“I was furious,” Joshua said. “I just didn’t get it. I wanted to understand everything, and for me, just not being able to understand why we were living like that, it drove me crazy.”
He formed a deep bond with Patrick Gaither, his basketball coach on a team called Clutch Performance, and Gaither’s wife Sonja Strickland-Gaither. He now calls them his godparents, and he grew to trust them, even though he would walk to meet Patrick for rides to practice, lest Patrick ask to see inside his home.
It was through all of it that Joshua Morgan, child of the District, put himself in position to help the District as an adult.
“It’s not about you,” Strickland-Gaither would tell him, she said. “Sometimes we get selfish, and we want to do things, but it’s really not about you. It’s about how can you make somebody else’s life better.”
A privilege to give back
In the NFL, Sundays conclude a weeklong crescendo, the physical violence and emotional drain of a game crashing to an end. Mondays are about recovery, about reviewing what happened and correcting mistakes. Tuesdays are for rest, the one day players have off. They are sacred. And each Tuesday during the 2012 season, Morgan filled with some sort of charitable appearance.
“I don’t think the ink was dry on his contract before he was asking around, trying to find me, trying to find community relations,” said Jordana Taylor, who worked for seven years as the Redskins’ director of community and charitable programs. “He made it clear that he thought it was his responsibility — a privilege and a responsibility — to give back to the community.”
The Redskins signed him to a two-year, $11.5 million contract not because he would give back, but because he could provide depth to a thin receiving corps. A sixth-round pick out of Virginia Tech in 2008, he caught 131 passes in 49 games for the 49ers over his first four seasons in the NFL.

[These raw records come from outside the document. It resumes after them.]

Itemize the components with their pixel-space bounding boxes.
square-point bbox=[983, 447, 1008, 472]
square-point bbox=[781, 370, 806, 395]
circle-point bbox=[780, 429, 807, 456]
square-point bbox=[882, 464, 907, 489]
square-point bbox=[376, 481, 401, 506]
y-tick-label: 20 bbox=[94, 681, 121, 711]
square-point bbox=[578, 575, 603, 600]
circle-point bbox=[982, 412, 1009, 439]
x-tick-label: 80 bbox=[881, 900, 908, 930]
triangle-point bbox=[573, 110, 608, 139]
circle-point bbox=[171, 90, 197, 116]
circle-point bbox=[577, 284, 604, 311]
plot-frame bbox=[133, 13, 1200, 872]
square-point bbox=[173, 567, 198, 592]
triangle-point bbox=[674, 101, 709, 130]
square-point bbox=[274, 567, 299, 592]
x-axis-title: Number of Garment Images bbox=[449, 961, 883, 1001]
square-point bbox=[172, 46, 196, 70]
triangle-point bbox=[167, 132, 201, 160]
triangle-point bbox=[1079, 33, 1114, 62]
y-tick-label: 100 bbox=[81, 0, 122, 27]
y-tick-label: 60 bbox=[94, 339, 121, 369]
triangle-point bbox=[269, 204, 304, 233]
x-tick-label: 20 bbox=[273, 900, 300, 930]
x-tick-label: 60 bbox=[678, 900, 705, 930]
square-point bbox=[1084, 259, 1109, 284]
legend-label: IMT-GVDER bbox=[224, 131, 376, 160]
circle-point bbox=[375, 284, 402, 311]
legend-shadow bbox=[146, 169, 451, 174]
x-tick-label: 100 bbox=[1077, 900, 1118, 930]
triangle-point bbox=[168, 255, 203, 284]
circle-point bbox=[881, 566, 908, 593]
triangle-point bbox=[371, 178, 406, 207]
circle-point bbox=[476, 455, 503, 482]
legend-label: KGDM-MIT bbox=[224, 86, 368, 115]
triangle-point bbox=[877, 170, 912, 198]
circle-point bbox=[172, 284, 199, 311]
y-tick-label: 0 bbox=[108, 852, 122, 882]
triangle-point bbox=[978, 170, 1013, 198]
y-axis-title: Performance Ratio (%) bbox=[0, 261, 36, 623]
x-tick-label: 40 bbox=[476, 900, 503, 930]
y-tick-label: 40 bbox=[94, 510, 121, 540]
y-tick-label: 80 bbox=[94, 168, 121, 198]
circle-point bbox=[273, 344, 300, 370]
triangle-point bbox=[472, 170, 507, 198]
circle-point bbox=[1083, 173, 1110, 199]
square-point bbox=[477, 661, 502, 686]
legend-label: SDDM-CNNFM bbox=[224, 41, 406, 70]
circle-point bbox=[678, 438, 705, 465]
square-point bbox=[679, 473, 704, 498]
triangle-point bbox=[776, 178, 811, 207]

But on the second Tuesday of the 2012 season, Morgan was already coming off what threatened to be his defining moment as a Redskin. In the waning minutes in St. Louis, Morgan was tackled by Rams cornerback Cortland Finnegan, who then shoved him. Morgan sprang up and hurled the ball at Finnegan, drawing an unsportsmanlike conduct penalty that moved the Redskins out of reasonable field goal range. Morgan grew up in D.C., but had no reputation here among the majority of Redskins fans. Some fans turned on him.
Morgan caught 48 passes for the Redskins last year. He may have made as many charitable appearances. In April alone, a time when most players are scattered across the country taking time to themselves, Morgan served as the grand marshal of the National Cherry Blossom Parade, helped lead 800 kids in an exercise program sponsored by the United Way, spoke to students about eating right and leading a healthy life at a clinic designed to combat childhood obesity, presented his college coach with an award for providing books to children.
He is, by nature, soft-spoken, but he preached passionately at the Susan G. Komen Race for the Cure on the National Mall, in part because Strickland-Gaither, unbeknownst to even close friends, had breast cancer diagnosed in the fall of 2009.
“When I talk to people here,” he said, “I talk to people I know had the same experience I did.”
The city, too, is taking notice. On June 4, the D.C. Council unanimously approved agenda item No. 9: “Joshua L. Morgan Recognition Resolution.” On June 18, he will be presented a proclamation by the government.
Back at that little triangle of a park, Morgan thought about his message.
“I tell kids to this day: Stay out of trouble. Do everything your coaches and your teachers tell you to do. Get good grades,” he said. “And just work hard at whatever you decide to be in life. Just constantly work hard. That’s all you need.”
But Morgan will tell you: You need a family, you need friends. You need role models, you need a neighborhood. You need a city that, in some way, loves you so you can one day love it back.